Because inaccessible configuration servers can seriously impact the availability of a sharded cluster, you should monitor your configuration servers to ensure that the cluster remains well balanced and that mongos instances can restart.

MongoDB Cloud Manager and Ops Manager monitor config servers and can create notifications if a config server becomes inaccessible. See the MongoDB Cloud Manager 문서 and Ops Manager documentation for more information.

The most effective 샤딩된 클러스터 deployments evenly balance chunks among the shards. To facilitate this, MongoDB has a background 밸런서 process that distributes data to ensure that chunks are always optimally distributed among the shards.

Issue the db.printShardingStatus() or sh.status() command to the mongos from within mongosh. This returns an overview of the entire cluster including the database name, and a list of the chunks.

To check the lock status of the database, connect to a mongos instance using mongosh. Issue the following command sequence to switch to the config database and display all outstanding locks on the shard database:

use config
db.locks.find()

The balancing process takes a special "balancer" lock that prevents other balancing activity from transpiring. In the config database, use the following command to view the "balancer" lock.

db.locks.find( { _id : "balancer" } )

The primary of the CSRS config server holds the "balancer" lock, using a process ID named "ConfigServer". This lock is never released. To determine if the balancer is running, see 밸런서가 실행 중인지 확인.

참고

The Storage Node Watchdog is available in both the Community and MongoDB Enterprise editions.

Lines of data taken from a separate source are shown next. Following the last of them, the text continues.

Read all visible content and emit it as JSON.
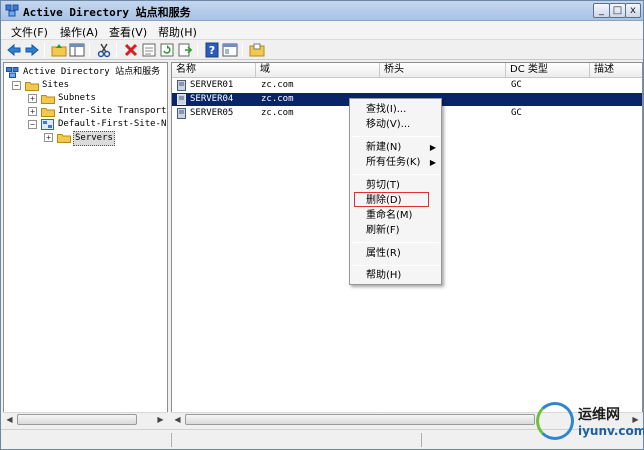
{
  "window": {
    "title": "Active Directory 站点和服务",
    "min_glyph": "_",
    "max_glyph": "□",
    "close_glyph": "x"
  },
  "menu": {
    "items": [
      "文件(F)",
      "操作(A)",
      "查看(V)",
      "帮助(H)"
    ]
  },
  "toolbar": {
    "icons": [
      "back-arrow-icon",
      "forward-arrow-icon",
      "up-folder-icon",
      "show-hide-tree-icon",
      "cut-icon",
      "delete-icon",
      "properties-icon",
      "refresh-icon",
      "export-list-icon",
      "help-icon",
      "console-icon",
      "new-icon"
    ]
  },
  "tree": {
    "root": "Active Directory 站点和服务",
    "sites": "Sites",
    "subnets": "Subnets",
    "transports": "Inter-Site Transports",
    "default_site": "Default-First-Site-Nam",
    "servers": "Servers",
    "collapse": "−",
    "expand": "+"
  },
  "list": {
    "columns": [
      "名称",
      "域",
      "桥头",
      "DC 类型",
      "描述"
    ],
    "rows": [
      {
        "name": "SERVER01",
        "domain": "zc.com",
        "bridgehead": "",
        "dc_type": "GC",
        "desc": ""
      },
      {
        "name": "SERVER04",
        "domain": "zc.com",
        "bridgehead": "",
        "dc_type": "",
        "desc": ""
      },
      {
        "name": "SERVER05",
        "domain": "zc.com",
        "bridgehead": "",
        "dc_type": "GC",
        "desc": ""
      }
    ],
    "selected_index": 1
  },
  "context_menu": {
    "find": "查找(I)...",
    "move": "移动(V)...",
    "new": "新建(N)",
    "all_tasks": "所有任务(K)",
    "cut": "剪切(T)",
    "delete": "删除(D)",
    "rename": "重命名(M)",
    "refresh": "刷新(F)",
    "properties": "属性(R)",
    "help": "帮助(H)",
    "submenu_arrow": "▶"
  },
  "scroll": {
    "left": "◀",
    "right": "▶"
  },
  "watermark": {
    "cn": "运维网",
    "url": "iyunv.com"
  },
  "colors": {
    "selection": "#0a246a",
    "highlight_box": "#e03030",
    "folder": "#f2c94c"
  }
}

The Storage Node Watchdog monitors the following MongoDB directories to detect filesystem unresponsiveness:

참고

MongoDB 6.1부터는 저널링이 항상 활성화됩니다. 결과적으로 MongoDB는 storage.journal.enabled 옵션과 해당 --journal--nojournal 명령줄 옵션을 제거합니다.

By default, the Storage Node Watchdog is disabled. You can only enable the Storage Node Watchdog on a mongod at startup time by setting the watchdogPeriodSeconds parameter to an integer greater than or equal to 60. However, once enabled, you can pause the Storage Node Watchdog and restart during runtime. See watchdogPeriodSeconds parameter for details.

If any of the filesystems containing the monitored directories become unresponsive, the Storage Node Watchdog terminates the mongod and exits with a status code of 61. If the mongod is the 기본 of a replica set, the termination initiates a 장애 조치, allowing another member to become primary.

Once a mongod has terminated, it may not be possible to cleanly restart it on the same machine.

참고

Symlinks

If any of its monitored directories is a symlink to other volumes, the Storage Node Watchdog does not monitor the symlink target.

For example, if the mongod uses storage.directoryPerDB: true (or --directoryperdb) and symlinks a database directory to another volume, the Storage Node Watchdog does not follow the symlink to monitor the target.

The maximum time the Storage Node Watchdog can take to detect an unresponsive filesystem and terminate is nearly twice the value of watchdogPeriodSeconds.